Wed Jan 18, 2012 3:30 am
I guess this is the right thread to share my findings.
I replaced old RB411 with brand new RB411UAHR today, because it was restarting quite often (by watchdog timer) and it was always preceded by huge cpu usage by management process (and I also needed the second radio). As RB411 has only slow CPU, it was at 100%, with management getting as much as it could and other processes used almost nothing. With faster RB411UAHR it was a little different, management was taking ~70%, snmp ~20% and 10% was idle. The relatively big share for snmp made me investigate it.

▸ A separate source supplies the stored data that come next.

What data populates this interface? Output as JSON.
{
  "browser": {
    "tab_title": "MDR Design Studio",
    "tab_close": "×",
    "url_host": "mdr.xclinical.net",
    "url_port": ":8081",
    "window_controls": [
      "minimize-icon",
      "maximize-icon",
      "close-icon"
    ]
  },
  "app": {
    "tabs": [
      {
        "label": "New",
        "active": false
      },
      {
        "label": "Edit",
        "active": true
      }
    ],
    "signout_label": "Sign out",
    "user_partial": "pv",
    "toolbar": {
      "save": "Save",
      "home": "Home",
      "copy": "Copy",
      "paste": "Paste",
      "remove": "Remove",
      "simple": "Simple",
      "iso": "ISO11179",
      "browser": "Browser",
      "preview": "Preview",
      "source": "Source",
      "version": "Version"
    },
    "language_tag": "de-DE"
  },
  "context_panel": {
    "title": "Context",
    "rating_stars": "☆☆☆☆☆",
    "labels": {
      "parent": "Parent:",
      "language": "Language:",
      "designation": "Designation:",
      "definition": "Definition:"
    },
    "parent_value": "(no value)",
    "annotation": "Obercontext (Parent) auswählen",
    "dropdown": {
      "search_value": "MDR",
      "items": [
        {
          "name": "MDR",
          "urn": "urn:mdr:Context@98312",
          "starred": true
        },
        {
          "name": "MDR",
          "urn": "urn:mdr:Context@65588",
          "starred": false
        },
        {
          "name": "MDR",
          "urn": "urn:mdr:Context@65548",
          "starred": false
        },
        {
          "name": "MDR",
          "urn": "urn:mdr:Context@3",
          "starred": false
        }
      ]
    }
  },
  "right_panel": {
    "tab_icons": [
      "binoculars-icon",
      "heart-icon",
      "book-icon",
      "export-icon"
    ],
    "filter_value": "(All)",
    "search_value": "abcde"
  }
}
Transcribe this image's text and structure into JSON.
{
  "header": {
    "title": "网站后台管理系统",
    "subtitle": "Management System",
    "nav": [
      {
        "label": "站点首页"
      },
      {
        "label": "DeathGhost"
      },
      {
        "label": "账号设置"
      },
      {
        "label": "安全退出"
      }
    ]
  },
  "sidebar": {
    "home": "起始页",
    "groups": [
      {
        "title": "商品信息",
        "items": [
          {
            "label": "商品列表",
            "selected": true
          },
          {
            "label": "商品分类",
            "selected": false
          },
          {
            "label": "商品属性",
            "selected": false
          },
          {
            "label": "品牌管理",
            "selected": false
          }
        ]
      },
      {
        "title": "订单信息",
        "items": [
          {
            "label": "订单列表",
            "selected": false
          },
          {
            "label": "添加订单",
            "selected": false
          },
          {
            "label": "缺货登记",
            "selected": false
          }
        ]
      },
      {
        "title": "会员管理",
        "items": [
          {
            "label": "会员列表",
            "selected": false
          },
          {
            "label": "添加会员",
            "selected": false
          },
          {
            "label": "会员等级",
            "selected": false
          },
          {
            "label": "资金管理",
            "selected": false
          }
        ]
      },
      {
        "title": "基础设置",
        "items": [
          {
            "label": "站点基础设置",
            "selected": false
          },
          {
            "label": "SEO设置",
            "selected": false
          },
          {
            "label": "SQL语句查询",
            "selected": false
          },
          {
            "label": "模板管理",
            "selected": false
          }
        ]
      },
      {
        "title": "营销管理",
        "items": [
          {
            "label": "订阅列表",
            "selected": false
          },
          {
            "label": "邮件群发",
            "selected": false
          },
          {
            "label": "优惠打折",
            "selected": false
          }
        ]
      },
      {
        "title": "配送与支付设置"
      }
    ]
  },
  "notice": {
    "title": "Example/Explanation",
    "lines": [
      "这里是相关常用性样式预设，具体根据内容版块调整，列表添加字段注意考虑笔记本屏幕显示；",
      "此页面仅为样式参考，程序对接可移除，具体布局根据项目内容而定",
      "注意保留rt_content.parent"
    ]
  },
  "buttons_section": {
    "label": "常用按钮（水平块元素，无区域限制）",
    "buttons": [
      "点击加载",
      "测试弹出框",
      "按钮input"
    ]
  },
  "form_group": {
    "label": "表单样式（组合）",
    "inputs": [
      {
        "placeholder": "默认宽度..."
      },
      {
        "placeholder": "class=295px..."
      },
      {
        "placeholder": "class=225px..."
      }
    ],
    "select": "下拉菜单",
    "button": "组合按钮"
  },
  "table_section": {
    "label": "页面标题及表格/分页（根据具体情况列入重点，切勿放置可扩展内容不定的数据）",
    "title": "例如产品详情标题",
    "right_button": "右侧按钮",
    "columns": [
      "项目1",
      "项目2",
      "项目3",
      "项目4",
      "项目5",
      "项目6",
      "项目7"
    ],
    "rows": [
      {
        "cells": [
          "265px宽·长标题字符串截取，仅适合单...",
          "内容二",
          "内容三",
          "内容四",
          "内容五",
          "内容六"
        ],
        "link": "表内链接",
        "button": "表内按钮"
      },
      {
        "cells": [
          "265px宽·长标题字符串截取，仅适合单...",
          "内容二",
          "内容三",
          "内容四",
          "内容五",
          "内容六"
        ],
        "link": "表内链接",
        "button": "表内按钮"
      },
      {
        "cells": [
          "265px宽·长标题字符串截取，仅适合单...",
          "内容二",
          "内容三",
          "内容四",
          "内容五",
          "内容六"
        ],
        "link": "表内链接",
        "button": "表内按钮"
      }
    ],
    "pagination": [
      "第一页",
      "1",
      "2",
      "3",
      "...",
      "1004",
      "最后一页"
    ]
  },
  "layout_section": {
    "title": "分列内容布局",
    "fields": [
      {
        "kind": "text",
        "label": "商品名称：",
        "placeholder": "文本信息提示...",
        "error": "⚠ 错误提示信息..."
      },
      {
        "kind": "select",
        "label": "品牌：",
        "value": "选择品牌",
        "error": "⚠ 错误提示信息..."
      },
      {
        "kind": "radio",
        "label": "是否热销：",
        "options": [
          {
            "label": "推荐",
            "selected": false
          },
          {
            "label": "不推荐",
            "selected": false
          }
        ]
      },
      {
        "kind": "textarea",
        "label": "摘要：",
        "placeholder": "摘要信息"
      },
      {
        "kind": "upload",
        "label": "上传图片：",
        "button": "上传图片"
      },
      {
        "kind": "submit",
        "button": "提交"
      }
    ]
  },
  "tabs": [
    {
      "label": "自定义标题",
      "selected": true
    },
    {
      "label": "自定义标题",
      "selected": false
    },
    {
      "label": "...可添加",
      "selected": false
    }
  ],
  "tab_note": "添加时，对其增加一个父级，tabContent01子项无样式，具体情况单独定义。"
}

And sure, in my case it's definitely SNMP-related. When it was happening and I either disabled SNMP on RB or blocked incoming SNMP packets by firewall, it immediately stopped and router went back to >95% idle. Another thing I quickly found out, was ~500 incoming SNMP packets every second (usually it's 10-20 every few seconds). SNMP logging on RB revealed that queries produce some error and Dude is trying again and again in infinite loop. Unfortunately I didn't write the error down before I "fixed" it, but it was something like invalid or missing value or something not found. What I know exactly, it was happening in DHCP leases table (.1.3.6.1.2.1.9999.1.1.6.4.1). When I tried to snmpwalk RB using different tool, it also got stuck in same infinite loop at OID 1.3.6.1.2.1.9999.1.1.6.4.1.4.192.168.82.50. Manual snmpwalk in Dude did not get stuck, but under dhcpv4ServerClientEntry the only item shown was dhcpv4ServerClientLeaseType and all others usually present were missing.
The "fix" in my case was to remove all dynamic DHCP leases and disable and then enable all static ones. After that, it doesn't happen any more. Well, so far... but I'm pretty sure it will come back when least needed.
ROS 5.11 (and few older 5.x before that), The Dude 4.0beta3. Not sure whose fault it is.